The remains of the women were discovered Monday by residents in the outskirts of Ciudad Juarez, a city of 1.2 million that borders the United States and has gained prominence among human rights groups for the periodic killings of women over the last decade.
"Enough! This can't go on," said attorney Adriana Carmona, member of the local "Stop the Impunity" campaign. More than 300 non-governmental groups in Mexico are participating in the effort to halt the long chain of apparently related murders.
The story keeps repeating itself. As in previous cases, the police authorities have promised to conduct in-depth investigations into the killings, while human rights groups and families of the victims decry the continued failure to solve these crimes.
The matter of the ongoing murders of women in Ciudad Juarez has been taken up in recent years by legislative commissions, foreign experts, and international organizations like the United Nations Development Fund for Women (UNIFEM) and the Inter-American Commission on Human Rights (IACHR).
But in spite of the arrests of several suspects, bodies continue to be found, and most are women between the ages of 15 and 30.
In December, UNIFEM director Noeleen Heyzer demanded that the Vicente Fox government take immediate action to halt the killings to prove that Mexico complies with international conventions to protect the rights of women.
Most of the victims' bodies have been found in outlying areas of the city and usually bear signs of torture and rape. In some cases they have been burned, and many have had their nipples bitten off.
The murder victims have been found "semi-nude, their panties twisted around their ankles, mouth open in a scream, eyes protruding. The body language of the girls reflects the atrocious suffering to which they were subjected," wrote noted Mexican author Elena Poniatowska in a description of the Ciudad Juarez killings.
The murdered women have mostly been workers at Ciudad Juarez's maquiladoras, which operate in tax-free zones producing for-export goods using foreign materials. At least 250,000 women work in the city's maquiladoras and most are young and single, earning just a few dollars a day.
Many of the 300 victims have disappeared on the way to or from work. UNIFEM's Heyzer points to the maquiladora labor policies, including night shifts and locking out of late employees, saying these rules leave the women of Ciudad Juarez vulnerable.
Raul Jiminez, of the Autonomous National University of Mexico (UNAM), charges that the authorities of Chihuahua state, where Ciudad Juarez is located, and the Fox administration are "accomplices" to the murders due to their ineptitude in solving the crimes.
Federal officials say they, too, are frustrated by the continued murders, but point out that the police investigations and efforts to catch the killers are under the jurisdiction of Chihuahua state.
In 1995, Egyptian national Abdel Latif Sharif was arrested for allegedly committing five of the 300 murders of women in Ciudad Juarez.

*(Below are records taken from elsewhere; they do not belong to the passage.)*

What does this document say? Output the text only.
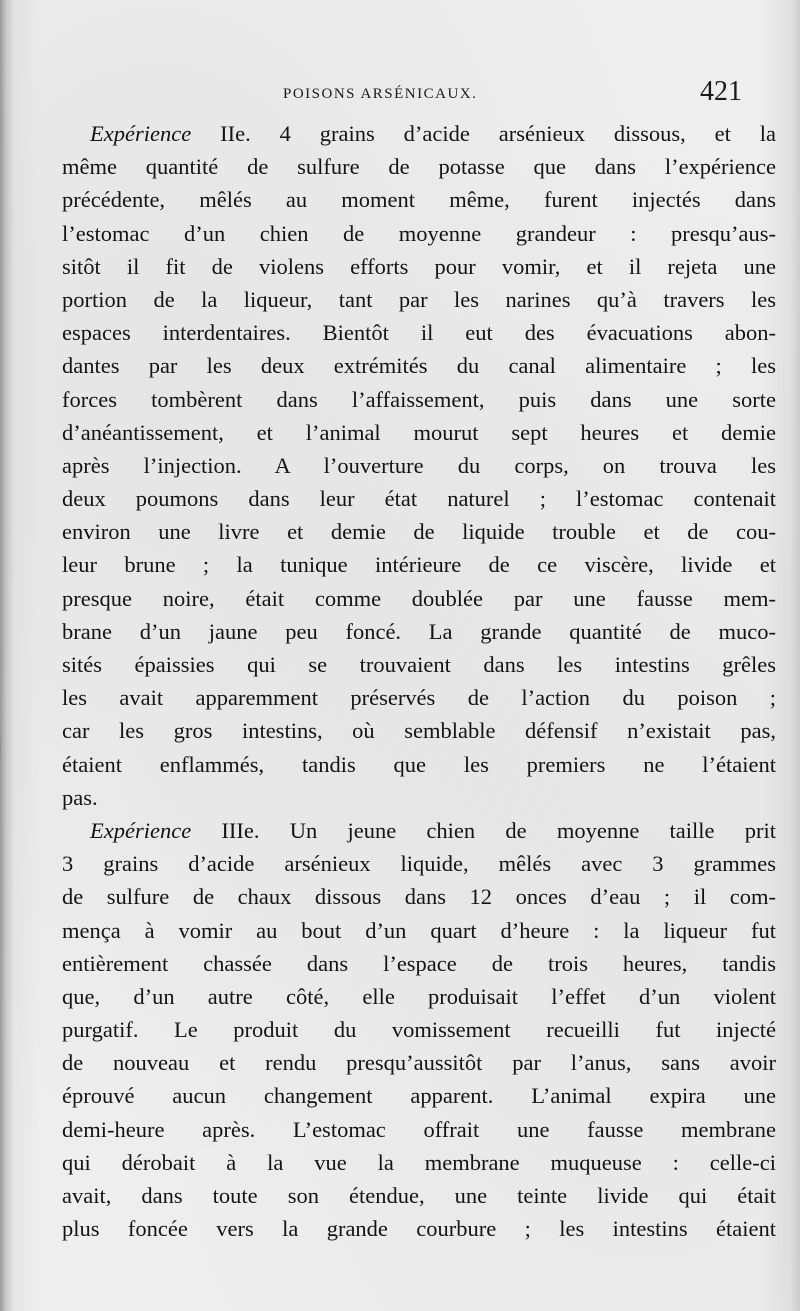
POISONS ARSÉNICAUX.	421
Expérience IIe. 4 grains d’acide arsénieux dissous, et la
même quantité de sulfure de potasse que dans l’expérience
précédente, mêlés au moment même, furent injectés dans
l’estomac d’un chien de moyenne grandeur : presqu’aus-
sitôt il fit de violens efforts pour vomir, et il rejeta une
portion de la liqueur, tant par les narines qu’à travers les
espaces interdentaires. Bientôt il eut des évacuations abon-
dantes par les deux extrémités du canal alimentaire ; les
forces tombèrent dans l’affaissement, puis dans une sorte
d’anéantissement, et l’animal mourut sept heures et demie
après l’injection. A l’ouverture du corps, on trouva les
deux poumons dans leur état naturel ; l’estomac contenait
environ une livre et demie de liquide trouble et de cou-
leur brune ; la tunique intérieure de ce viscère, livide et
presque noire, était comme doublée par une fausse mem-
brane d’un jaune peu foncé. La grande quantité de muco-
sités épaissies qui se trouvaient dans les intestins grêles
les avait apparemment préservés de l’action du poison ;
car les gros intestins, où semblable défensif n’existait pas,
étaient enflammés, tandis que les premiers ne l’étaient
pas.
Expérience IIIe. Un jeune chien de moyenne taille prit
3 grains d’acide arsénieux liquide, mêlés avec 3 grammes
de sulfure de chaux dissous dans 12 onces d’eau ; il com-
mença à vomir au bout d’un quart d’heure : la liqueur fut
entièrement chassée dans l’espace de trois heures, tandis
que, d’un autre côté, elle produisait l’effet d’un violent
purgatif. Le produit du vomissement recueilli fut injecté
de nouveau et rendu presqu’aussitôt par l’anus, sans avoir
éprouvé aucun changement apparent. L’animal expira une
demi-heure après. L’estomac offrait une fausse membrane
qui dérobait à la vue la membrane muqueuse : celle-ci
avait, dans toute son étendue, une teinte livide qui était
plus foncée vers la grande courbure ; les intestins étaient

The local authorities assured the public at the time that the serial killing would stop.
But more women became victims under the same circumstances. The police then suggested that Sharif, behind bars, had hired a gang to continue the killings. Several members of Los Rebeldes gang were arrested.

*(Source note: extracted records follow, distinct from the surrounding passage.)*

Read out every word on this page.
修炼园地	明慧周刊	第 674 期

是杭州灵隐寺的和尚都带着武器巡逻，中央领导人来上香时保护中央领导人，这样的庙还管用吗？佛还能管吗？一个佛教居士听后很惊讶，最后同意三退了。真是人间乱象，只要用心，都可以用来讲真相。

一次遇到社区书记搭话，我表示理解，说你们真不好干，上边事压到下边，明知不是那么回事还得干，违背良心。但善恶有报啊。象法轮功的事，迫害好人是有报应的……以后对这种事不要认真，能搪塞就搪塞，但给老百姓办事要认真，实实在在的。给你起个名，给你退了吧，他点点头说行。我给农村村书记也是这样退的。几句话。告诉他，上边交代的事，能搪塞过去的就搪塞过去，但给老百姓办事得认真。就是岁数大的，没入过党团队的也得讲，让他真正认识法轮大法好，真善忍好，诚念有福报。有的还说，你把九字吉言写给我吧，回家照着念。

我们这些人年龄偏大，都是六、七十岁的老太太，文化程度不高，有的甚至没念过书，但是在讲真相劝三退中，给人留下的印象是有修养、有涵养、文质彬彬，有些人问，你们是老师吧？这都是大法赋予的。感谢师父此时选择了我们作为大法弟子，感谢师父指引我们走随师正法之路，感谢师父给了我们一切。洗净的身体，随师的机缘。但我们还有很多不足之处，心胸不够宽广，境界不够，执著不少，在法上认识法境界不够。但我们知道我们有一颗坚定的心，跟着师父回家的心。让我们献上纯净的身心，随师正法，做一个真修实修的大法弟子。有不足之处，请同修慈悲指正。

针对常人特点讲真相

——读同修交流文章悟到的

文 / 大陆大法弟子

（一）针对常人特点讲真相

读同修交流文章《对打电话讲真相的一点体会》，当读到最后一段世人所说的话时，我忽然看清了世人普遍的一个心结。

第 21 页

Nevertheless, the murders of Ciudad Juarez women continue.
A wide range of theories has emerged about who could be behind the murders. Possibilities that have been suggested include the drug mafia, networks that traffic in human organs, a psychopath living in the United States who crosses the border to kill, and even a satanic cult that hates young women.
And some criminal experts believe the perpetrators' objective could be to videotape the crimes and sell the tapes as "snuff," or death, films.

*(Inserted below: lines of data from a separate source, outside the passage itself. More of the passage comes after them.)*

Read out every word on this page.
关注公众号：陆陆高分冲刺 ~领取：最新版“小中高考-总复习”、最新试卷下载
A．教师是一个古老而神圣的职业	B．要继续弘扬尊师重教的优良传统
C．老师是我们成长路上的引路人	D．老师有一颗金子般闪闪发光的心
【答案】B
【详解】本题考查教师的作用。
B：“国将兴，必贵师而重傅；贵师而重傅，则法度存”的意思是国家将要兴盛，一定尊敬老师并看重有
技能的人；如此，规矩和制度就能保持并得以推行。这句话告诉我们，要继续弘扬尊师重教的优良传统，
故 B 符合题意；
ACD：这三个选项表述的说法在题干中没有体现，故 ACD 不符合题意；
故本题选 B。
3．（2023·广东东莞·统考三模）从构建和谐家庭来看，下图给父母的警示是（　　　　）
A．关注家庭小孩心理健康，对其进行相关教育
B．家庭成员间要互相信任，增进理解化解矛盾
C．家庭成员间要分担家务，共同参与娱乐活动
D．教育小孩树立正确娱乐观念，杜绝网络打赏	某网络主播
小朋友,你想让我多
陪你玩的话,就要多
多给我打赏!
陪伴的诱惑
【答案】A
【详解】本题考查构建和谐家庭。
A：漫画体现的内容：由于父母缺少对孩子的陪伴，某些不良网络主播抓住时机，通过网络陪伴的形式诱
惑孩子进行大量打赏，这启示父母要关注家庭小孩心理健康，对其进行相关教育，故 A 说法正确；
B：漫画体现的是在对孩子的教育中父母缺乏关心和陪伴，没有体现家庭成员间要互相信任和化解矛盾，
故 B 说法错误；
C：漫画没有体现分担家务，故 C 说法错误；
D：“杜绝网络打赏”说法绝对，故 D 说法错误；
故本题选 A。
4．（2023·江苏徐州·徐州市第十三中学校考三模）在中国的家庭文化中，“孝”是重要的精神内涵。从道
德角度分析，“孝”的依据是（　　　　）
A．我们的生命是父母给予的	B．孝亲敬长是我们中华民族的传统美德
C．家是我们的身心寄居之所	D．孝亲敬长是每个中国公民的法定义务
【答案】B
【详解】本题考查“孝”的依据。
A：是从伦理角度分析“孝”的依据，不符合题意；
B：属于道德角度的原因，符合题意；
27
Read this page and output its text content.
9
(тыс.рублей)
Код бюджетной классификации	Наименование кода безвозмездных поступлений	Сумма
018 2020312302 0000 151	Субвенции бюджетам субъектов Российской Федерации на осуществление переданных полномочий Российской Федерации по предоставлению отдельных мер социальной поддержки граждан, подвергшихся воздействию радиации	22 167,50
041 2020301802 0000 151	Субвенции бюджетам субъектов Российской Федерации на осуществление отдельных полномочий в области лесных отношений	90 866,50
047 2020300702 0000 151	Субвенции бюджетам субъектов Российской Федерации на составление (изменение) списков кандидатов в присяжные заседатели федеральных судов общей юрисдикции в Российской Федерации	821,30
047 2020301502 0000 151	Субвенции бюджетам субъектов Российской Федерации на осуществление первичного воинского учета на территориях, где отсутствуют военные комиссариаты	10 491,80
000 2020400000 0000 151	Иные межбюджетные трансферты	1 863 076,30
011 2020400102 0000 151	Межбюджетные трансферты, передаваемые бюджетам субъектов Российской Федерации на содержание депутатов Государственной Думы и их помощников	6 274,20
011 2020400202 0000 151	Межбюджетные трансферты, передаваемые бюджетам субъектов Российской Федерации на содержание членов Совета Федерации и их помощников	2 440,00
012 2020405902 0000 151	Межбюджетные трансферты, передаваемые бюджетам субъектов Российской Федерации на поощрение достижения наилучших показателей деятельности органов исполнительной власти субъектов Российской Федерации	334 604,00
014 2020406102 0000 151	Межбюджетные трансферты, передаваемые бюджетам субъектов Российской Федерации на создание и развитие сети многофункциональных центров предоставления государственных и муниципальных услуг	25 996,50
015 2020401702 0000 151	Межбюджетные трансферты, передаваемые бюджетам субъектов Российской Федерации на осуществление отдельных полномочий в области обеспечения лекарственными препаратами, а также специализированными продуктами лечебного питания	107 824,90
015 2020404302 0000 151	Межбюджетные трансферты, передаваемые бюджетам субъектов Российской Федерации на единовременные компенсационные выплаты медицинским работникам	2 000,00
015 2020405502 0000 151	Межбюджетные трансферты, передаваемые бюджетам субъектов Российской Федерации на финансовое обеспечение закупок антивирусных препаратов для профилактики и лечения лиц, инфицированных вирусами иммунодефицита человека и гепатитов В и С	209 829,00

Ciudad Juarez is home to 500 gangs of youth delinquents. In the maquiladoras, women make up the vast majority of the labor force.
The "Stop the impunity: not one more death" campaign presented the Ciudad Juarez case before the Inter-American Commission on Human Rights, which is part of the Organization of American States legal system. In 2001, the IACHR sent special rapporteur Marta Altolaguirre to the Mexican border city to investigate.
Altolaguirre said she was shocked by the murders and stressed that the federal government must take action to resolve the cases and bring those responsible to justice.
"It is not tolerable or acceptable for the assassinations to continue while nothing is done," the rapporteur said.